One of the best precautions you can make is to change the passwords of the services connected to your iPhone. This includes email addresses, social media accounts, and in some cases your Apple ID. This can prevent the possibility of compromising information to be posted on your accounts, and even more importantly, to prevent personal information from being stolen.

  • Monitor Account Activity

 

In the days after your iPhone is officially deemed lost, you should still monitor your accounts for any suspicious activity. Financial accounts are top priority if you made use of apps like Mint or your personal bank’s app. This will allow you to catch unwanted access, allowing you to contact your bank and bring the attention to them.
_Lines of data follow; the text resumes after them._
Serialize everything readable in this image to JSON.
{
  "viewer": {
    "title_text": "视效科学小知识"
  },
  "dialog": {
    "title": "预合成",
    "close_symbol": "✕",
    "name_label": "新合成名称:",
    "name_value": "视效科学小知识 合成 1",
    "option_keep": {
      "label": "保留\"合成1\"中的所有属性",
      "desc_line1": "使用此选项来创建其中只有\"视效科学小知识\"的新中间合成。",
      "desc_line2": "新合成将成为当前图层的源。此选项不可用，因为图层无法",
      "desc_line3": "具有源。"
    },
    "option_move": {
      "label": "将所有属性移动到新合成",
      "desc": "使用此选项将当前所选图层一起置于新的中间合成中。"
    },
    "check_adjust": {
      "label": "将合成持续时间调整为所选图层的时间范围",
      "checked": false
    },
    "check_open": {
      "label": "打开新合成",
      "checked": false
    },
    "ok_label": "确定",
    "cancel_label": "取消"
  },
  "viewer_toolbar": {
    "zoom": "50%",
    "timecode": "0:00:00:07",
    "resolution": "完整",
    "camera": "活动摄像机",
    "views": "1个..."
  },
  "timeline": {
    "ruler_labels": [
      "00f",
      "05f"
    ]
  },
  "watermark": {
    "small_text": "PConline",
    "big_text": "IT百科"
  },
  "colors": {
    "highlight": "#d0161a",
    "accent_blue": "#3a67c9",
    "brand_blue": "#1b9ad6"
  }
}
  • Prepare for the Future

 

This is also a great opportunity for you to safeguard your accounts from future attacks. If you are a Google user, for example, you may want to look into two-factor login: this works by requiring the individual to bypass two steps of information before gaining access. In return, this tricks systematic hacks and deters individual hackers.

Current Find My iPhone Users

 

If you are lucky enough to be a Find My iPhone user, the stressful situation of a lost or stolen iPhone is alleviated just a bit. At least while it is connected to an Internet connection, you are able to see the current status of your device. If you are near a computer, follow the following steps below to protect your information:

 

survivinglostiphone_icloud.com

 

 

  1. Go to iCloud.com
  2. Sign in with your Apple ID.
  3. Click on “Find My iPhone”
  4. At the top left, click on “Devices”
  5. After clicking on the device in question, on the far right you can do three things: play a sound, Lock, or Remote Wipe. Below, we have a short summary of which route is best for you:
  • Play a Sound: Perfect for a simple misplacement around you.
  • Lock: A simple misplacement when you see that your iPhone isn’t in your immediate vicinity.
  • Remote Wipe: A prolonged misplacement, a verified theft, or a misplacement in a compromising location (theme park, concert, etc).

 

Activating remote wipe when you just lost your iPhone or Mac under your bed can result in a huge headache, so be careful with that one.

 

Other Tips

 

For individuals who didn’t activate Find My iPhone, you still have options. First, call your service provider and inform them of your misplaced or stolen iPhone, which will allow your service provider to be informed in the event of high charges. They can also deactivate your iPhone. Informing the authorities can also be helpful in the event of a theft of any device.

 

Life After the Theft

 

Chances are, if you had your iPhone stolen, you will be even more determined to purchase a second iPhone this time around. You shouldn’t allow a theft to prevent you from being an iPhone user, and when you get a new iPhone, Apple makes it seamless to apply your old information onto your new device.

 

During the setup of your new iPhone, you are then asked if you’d like to Restore from iCloud Backup or Restore from iTunes Backup. When going with the iTunes route, all you have to do is simply connect your iPhone to the Mac that backed up your last iPhone. You can then click the iTunes backup under the options in “Restore from the Backup of: …” From there, click “continue”.

 

When going down the iCloud route, you can select the latest backup on the “Choose Backup” page. From there, click “Restore” and allow your iPhone to restart on its own.